Microsoft has confirmed that outages to its Azure and Outlook services were caused by DDoS attacks, which the company puts down to the threat actor that it tracks as Storm-1359.
This follows the tech giant’s new nomenclature for threats, whereby Storm denotes a group that is in development.
Otherwise known as Anonymous Sudan, it is said to be a politically motivated Sudanese gang of self-proclaimed “hacktivists,” who have already had run-ins with France, Denmark, and Sweden so far this year.
Sudanese threat actor behind Microsoft DDoS attacks
Microsoft says that Storm-1359 launched several types of layer 7 DDoS attacks, including an HTTP(S) flood attack which sees a high load of SSL/TLS handshakes and HTTP(S) requests cause the backend’s CPU and memory to become depleted. In this instance, it is believed that millions of requests were made simultaneously.
The group also used cache bypass tactics which force the frontend layer to direct requests to the origin rather than retrieving cached contents, and slowloris, which forces a web server to keep the connection open by failing to acknowledge a download.

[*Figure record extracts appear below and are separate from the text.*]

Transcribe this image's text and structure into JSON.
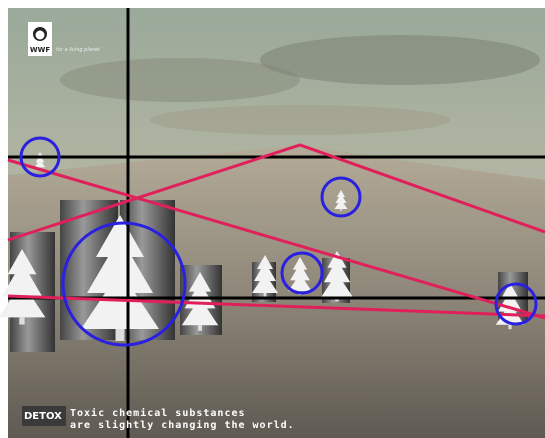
{
  "logo": {
    "name": "WWF",
    "tagline": "for a living planet"
  },
  "footer": {
    "brand": "DETOX",
    "lines": [
      "Toxic chemical substances",
      "are slightly changing the world."
    ]
  }
}
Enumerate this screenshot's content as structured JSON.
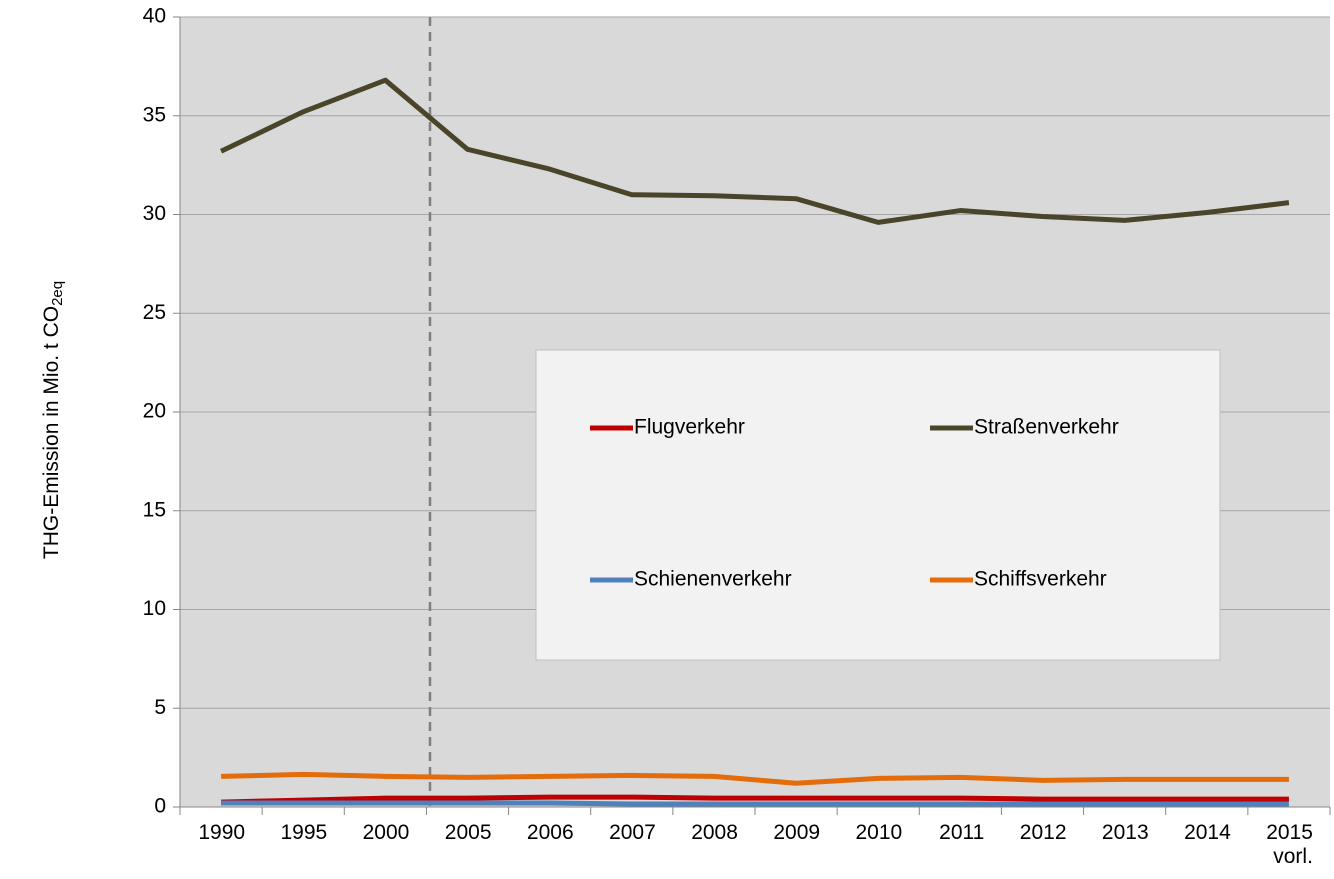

“These attacks likely rely on access to multiple virtual private servers (VPS) in conjunction with rented cloud infrastructure, open proxies, and DDoS tools,” said Microsoft in the announcement.
Ultimately, while services were disrupted over the course of a series of days in early June, Microsoft says that it has “seen no evidence that customer data has been accessed or compromised.”
The company has also provided a handful of steps that customers can take to reduce their impact to layer 7 DDoS attacks in the future, which are outlined on its website.